Luc Moreau lifted his glass.
'To
Simone Betancourt. May she rest with the angels.'
'To
Simone Betancourt.' Emmanuel downed the whisky and motioned for another round.
The
sun was rising and as the neon lights of Montmartre flicked off one by one, a
bright river of sunshine began to flow over the cobblestoned streets. Two young
prostitutes in high heels and low-cut silk dresses stopped to light candles at
a roadside shrine to the Virgin Mary.
Inspector
Moreau lifted his glass again. They had an unspoken agreement that this morning
they would hammer the bottle. 'To the other woman whose unjust death gave you a
thirst for justice.'
'What?'
Emmanuel put his whisky down.
'To
the woman whose memory brought you onto this case,' Moreau said. 'The dead
cannot be honoured if they are not named. Even the unknown soldier has a marked
grave, does he not?'
To
honour the dead and have no fear of them . . . well, that was easier said than
done.
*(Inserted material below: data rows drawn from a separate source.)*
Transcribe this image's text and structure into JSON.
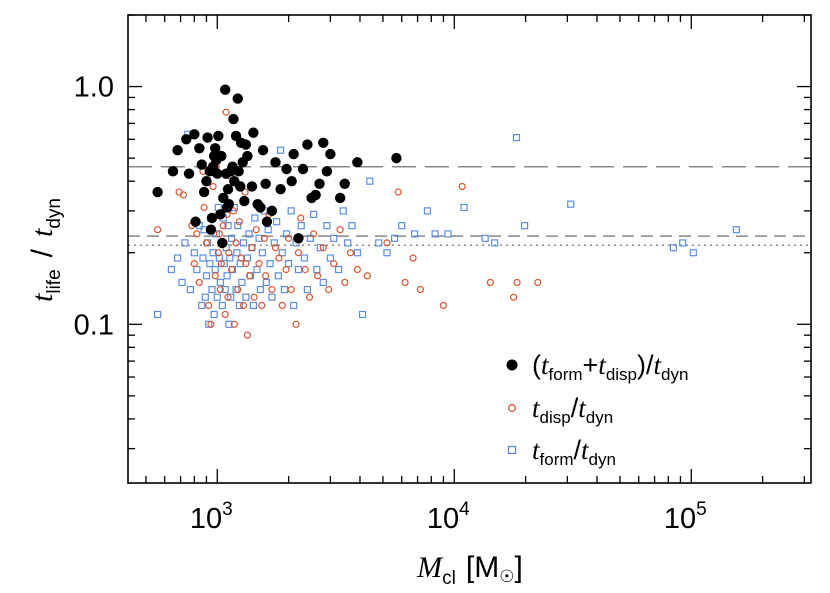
{
  "chart_data": {
    "type": "scatter",
    "title": "",
    "xlabel": {
      "main": "M",
      "sub": "cl",
      "unit": "[M",
      "unit_end": "]"
    },
    "ylabel": {
      "main_num": "t",
      "sub_num": "life",
      "slash": "/",
      "main_den": "t",
      "sub_den": "dyn"
    },
    "xscale": "log",
    "yscale": "log",
    "xlim": [
      420,
      320000
    ],
    "ylim": [
      0.0215,
      2.0
    ],
    "x_ticks": [
      {
        "value": 1000,
        "base": "10",
        "exp": "3"
      },
      {
        "value": 10000,
        "base": "10",
        "exp": "4"
      },
      {
        "value": 100000,
        "base": "10",
        "exp": "5"
      }
    ],
    "y_ticks": [
      {
        "value": 1.0,
        "label": "1.0"
      },
      {
        "value": 0.1,
        "label": "0.1"
      }
    ],
    "reference_lines": [
      {
        "y": 0.46,
        "style": "long-dash",
        "color": "#888888"
      },
      {
        "y": 0.235,
        "style": "dash",
        "color": "#888888"
      },
      {
        "y": 0.215,
        "style": "dotted",
        "color": "#888888"
      }
    ],
    "legend": {
      "position": "bottom-right",
      "entries": [
        {
          "key": "combined",
          "t1": "t",
          "s1": "form",
          "plus": "+",
          "t2": "t",
          "s2": "disp",
          "div": "/",
          "t3": "t",
          "s3": "dyn"
        },
        {
          "key": "disp",
          "t1": "t",
          "s1": "disp",
          "div": "/",
          "t2": "t",
          "s2": "dyn"
        },
        {
          "key": "form",
          "t1": "t",
          "s1": "form",
          "div": "/",
          "t2": "t",
          "s2": "dyn"
        }
      ]
    },
    "series": [
      {
        "name": "(t_form+t_disp)/t_dyn",
        "marker": "filled-circle",
        "color": "#000000",
        "points": [
          [
            560,
            0.36
          ],
          [
            650,
            0.44
          ],
          [
            680,
            0.54
          ],
          [
            740,
            0.6
          ],
          [
            760,
            0.43
          ],
          [
            800,
            0.63
          ],
          [
            810,
            0.27
          ],
          [
            840,
            0.55
          ],
          [
            860,
            0.47
          ],
          [
            880,
            0.36
          ],
          [
            900,
            0.4
          ],
          [
            910,
            0.61
          ],
          [
            930,
            0.44
          ],
          [
            940,
            0.25
          ],
          [
            950,
            0.28
          ],
          [
            960,
            0.46
          ],
          [
            970,
            0.51
          ],
          [
            980,
            0.55
          ],
          [
            990,
            0.49
          ],
          [
            1000,
            0.43
          ],
          [
            1010,
            0.62
          ],
          [
            1030,
            0.29
          ],
          [
            1040,
            0.51
          ],
          [
            1050,
            0.22
          ],
          [
            1060,
            0.34
          ],
          [
            1080,
            0.97
          ],
          [
            1090,
            0.43
          ],
          [
            1100,
            0.31
          ],
          [
            1110,
            0.37
          ],
          [
            1120,
            0.32
          ],
          [
            1140,
            0.44
          ],
          [
            1160,
            0.46
          ],
          [
            1170,
            0.73
          ],
          [
            1180,
            0.4
          ],
          [
            1200,
            0.62
          ],
          [
            1220,
            0.89
          ],
          [
            1230,
            0.44
          ],
          [
            1250,
            0.38
          ],
          [
            1260,
            0.58
          ],
          [
            1280,
            0.48
          ],
          [
            1300,
            0.33
          ],
          [
            1320,
            0.57
          ],
          [
            1340,
            0.51
          ],
          [
            1400,
            0.38
          ],
          [
            1420,
            0.64
          ],
          [
            1480,
            0.32
          ],
          [
            1520,
            0.31
          ],
          [
            1560,
            0.54
          ],
          [
            1600,
            0.39
          ],
          [
            1620,
            0.27
          ],
          [
            1700,
            0.3
          ],
          [
            1760,
            0.48
          ],
          [
            1850,
            0.37
          ],
          [
            1960,
            0.45
          ],
          [
            2060,
            0.4
          ],
          [
            2100,
            0.52
          ],
          [
            2200,
            0.23
          ],
          [
            2300,
            0.45
          ],
          [
            2400,
            0.57
          ],
          [
            2500,
            0.34
          ],
          [
            2600,
            0.35
          ],
          [
            2700,
            0.39
          ],
          [
            2800,
            0.58
          ],
          [
            2900,
            0.44
          ],
          [
            3000,
            0.52
          ],
          [
            3300,
            0.34
          ],
          [
            3450,
            0.39
          ],
          [
            3900,
            0.48
          ],
          [
            5700,
            0.5
          ]
        ]
      },
      {
        "name": "t_disp/t_dyn",
        "marker": "open-circle",
        "color": "#d9542f",
        "points": [
          [
            560,
            0.25
          ],
          [
            690,
            0.36
          ],
          [
            720,
            0.35
          ],
          [
            780,
            0.26
          ],
          [
            800,
            0.18
          ],
          [
            820,
            0.24
          ],
          [
            840,
            0.15
          ],
          [
            870,
            0.44
          ],
          [
            880,
            0.31
          ],
          [
            900,
            0.22
          ],
          [
            920,
            0.12
          ],
          [
            940,
            0.1
          ],
          [
            960,
            0.38
          ],
          [
            980,
            0.16
          ],
          [
            990,
            0.46
          ],
          [
            1000,
            0.53
          ],
          [
            1010,
            0.2
          ],
          [
            1020,
            0.24
          ],
          [
            1030,
            0.14
          ],
          [
            1040,
            0.18
          ],
          [
            1060,
            0.26
          ],
          [
            1080,
            0.11
          ],
          [
            1090,
            0.78
          ],
          [
            1100,
            0.29
          ],
          [
            1110,
            0.13
          ],
          [
            1120,
            0.2
          ],
          [
            1140,
            0.42
          ],
          [
            1150,
            0.17
          ],
          [
            1170,
            0.3
          ],
          [
            1180,
            0.1
          ],
          [
            1200,
            0.22
          ],
          [
            1220,
            0.14
          ],
          [
            1240,
            0.27
          ],
          [
            1260,
            0.19
          ],
          [
            1290,
            0.12
          ],
          [
            1310,
            0.36
          ],
          [
            1320,
            0.18
          ],
          [
            1340,
            0.09
          ],
          [
            1370,
            0.16
          ],
          [
            1400,
            0.21
          ],
          [
            1430,
            0.13
          ],
          [
            1460,
            0.25
          ],
          [
            1500,
            0.18
          ],
          [
            1540,
            0.12
          ],
          [
            1580,
            0.23
          ],
          [
            1600,
            0.16
          ],
          [
            1650,
            0.29
          ],
          [
            1700,
            0.14
          ],
          [
            1760,
            0.21
          ],
          [
            1820,
            0.19
          ],
          [
            1880,
            0.12
          ],
          [
            1950,
            0.17
          ],
          [
            2000,
            0.23
          ],
          [
            2050,
            0.14
          ],
          [
            2150,
            0.1
          ],
          [
            2200,
            0.2
          ],
          [
            2250,
            0.28
          ],
          [
            2350,
            0.17
          ],
          [
            2450,
            0.13
          ],
          [
            2550,
            0.24
          ],
          [
            2650,
            0.16
          ],
          [
            2800,
            0.21
          ],
          [
            2950,
            0.14
          ],
          [
            3100,
            0.18
          ],
          [
            3300,
            0.25
          ],
          [
            3450,
            0.15
          ],
          [
            3650,
            0.2
          ],
          [
            3900,
            0.17
          ],
          [
            4300,
            0.16
          ],
          [
            5200,
            0.22
          ],
          [
            5800,
            0.36
          ],
          [
            6200,
            0.15
          ],
          [
            6700,
            0.19
          ],
          [
            7200,
            0.14
          ],
          [
            9000,
            0.12
          ],
          [
            10800,
            0.38
          ],
          [
            14200,
            0.15
          ],
          [
            17800,
            0.13
          ],
          [
            18400,
            0.15
          ],
          [
            22500,
            0.15
          ]
        ]
      },
      {
        "name": "t_form/t_dyn",
        "marker": "open-square",
        "color": "#5b8ee0",
        "points": [
          [
            560,
            0.11
          ],
          [
            640,
            0.17
          ],
          [
            680,
            0.19
          ],
          [
            710,
            0.15
          ],
          [
            730,
            0.22
          ],
          [
            750,
            0.63
          ],
          [
            770,
            0.14
          ],
          [
            800,
            0.2
          ],
          [
            820,
            0.17
          ],
          [
            840,
            0.26
          ],
          [
            860,
            0.12
          ],
          [
            870,
            0.19
          ],
          [
            880,
            0.25
          ],
          [
            890,
            0.13
          ],
          [
            900,
            0.16
          ],
          [
            910,
            0.22
          ],
          [
            920,
            0.1
          ],
          [
            930,
            0.18
          ],
          [
            940,
            0.28
          ],
          [
            950,
            0.14
          ],
          [
            960,
            0.2
          ],
          [
            970,
            0.11
          ],
          [
            980,
            0.17
          ],
          [
            990,
            0.24
          ],
          [
            1000,
            0.13
          ],
          [
            1010,
            0.31
          ],
          [
            1020,
            0.19
          ],
          [
            1030,
            0.15
          ],
          [
            1040,
            0.22
          ],
          [
            1050,
            0.12
          ],
          [
            1060,
            0.28
          ],
          [
            1070,
            0.18
          ],
          [
            1080,
            0.14
          ],
          [
            1090,
            0.21
          ],
          [
            1100,
            0.16
          ],
          [
            1110,
            0.26
          ],
          [
            1120,
            0.1
          ],
          [
            1130,
            0.19
          ],
          [
            1140,
            0.13
          ],
          [
            1150,
            0.23
          ],
          [
            1160,
            0.17
          ],
          [
            1180,
            0.31
          ],
          [
            1200,
            0.14
          ],
          [
            1210,
            0.2
          ],
          [
            1220,
            0.26
          ],
          [
            1240,
            0.12
          ],
          [
            1250,
            0.18
          ],
          [
            1270,
            0.15
          ],
          [
            1290,
            0.22
          ],
          [
            1300,
            0.33
          ],
          [
            1320,
            0.13
          ],
          [
            1340,
            0.19
          ],
          [
            1360,
            0.24
          ],
          [
            1380,
            0.16
          ],
          [
            1400,
            0.21
          ],
          [
            1420,
            0.12
          ],
          [
            1440,
            0.28
          ],
          [
            1470,
            0.17
          ],
          [
            1500,
            0.23
          ],
          [
            1520,
            0.14
          ],
          [
            1550,
            0.2
          ],
          [
            1580,
            0.3
          ],
          [
            1610,
            0.15
          ],
          [
            1640,
            0.25
          ],
          [
            1670,
            0.18
          ],
          [
            1700,
            0.13
          ],
          [
            1740,
            0.22
          ],
          [
            1780,
            0.27
          ],
          [
            1810,
            0.16
          ],
          [
            1850,
            0.54
          ],
          [
            1880,
            0.2
          ],
          [
            1920,
            0.14
          ],
          [
            1960,
            0.24
          ],
          [
            2000,
            0.18
          ],
          [
            2050,
            0.3
          ],
          [
            2100,
            0.12
          ],
          [
            2150,
            0.22
          ],
          [
            2200,
            0.17
          ],
          [
            2260,
            0.26
          ],
          [
            2330,
            0.19
          ],
          [
            2400,
            0.14
          ],
          [
            2470,
            0.23
          ],
          [
            2550,
            0.29
          ],
          [
            2630,
            0.17
          ],
          [
            2720,
            0.21
          ],
          [
            2800,
            0.15
          ],
          [
            2900,
            0.26
          ],
          [
            3000,
            0.19
          ],
          [
            3100,
            0.23
          ],
          [
            3250,
            0.17
          ],
          [
            3400,
            0.3
          ],
          [
            3550,
            0.22
          ],
          [
            3700,
            0.26
          ],
          [
            3900,
            0.2
          ],
          [
            4100,
            0.11
          ],
          [
            4400,
            0.4
          ],
          [
            4800,
            0.22
          ],
          [
            5200,
            0.2
          ],
          [
            5600,
            0.23
          ],
          [
            6000,
            0.26
          ],
          [
            6800,
            0.24
          ],
          [
            7700,
            0.3
          ],
          [
            8300,
            0.24
          ],
          [
            9400,
            0.24
          ],
          [
            11000,
            0.31
          ],
          [
            13500,
            0.23
          ],
          [
            14800,
            0.22
          ],
          [
            18300,
            0.61
          ],
          [
            19800,
            0.26
          ],
          [
            31000,
            0.32
          ],
          [
            84000,
            0.21
          ],
          [
            92000,
            0.22
          ],
          [
            102000,
            0.2
          ],
          [
            155000,
            0.25
          ]
        ]
      }
    ]
  }
}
To bring them into the daylight and speak their names was dark magic. In
a dim Parisian bar, half a world away from South Africa, Emmanuel conjured her
into flesh: a silky-haired woman with green eyes and an easy laugh, careless
with her beauty. Tired from working long hours but certain that her son would
break free of Sophiatown and inhabit a world that she had only dreamed of.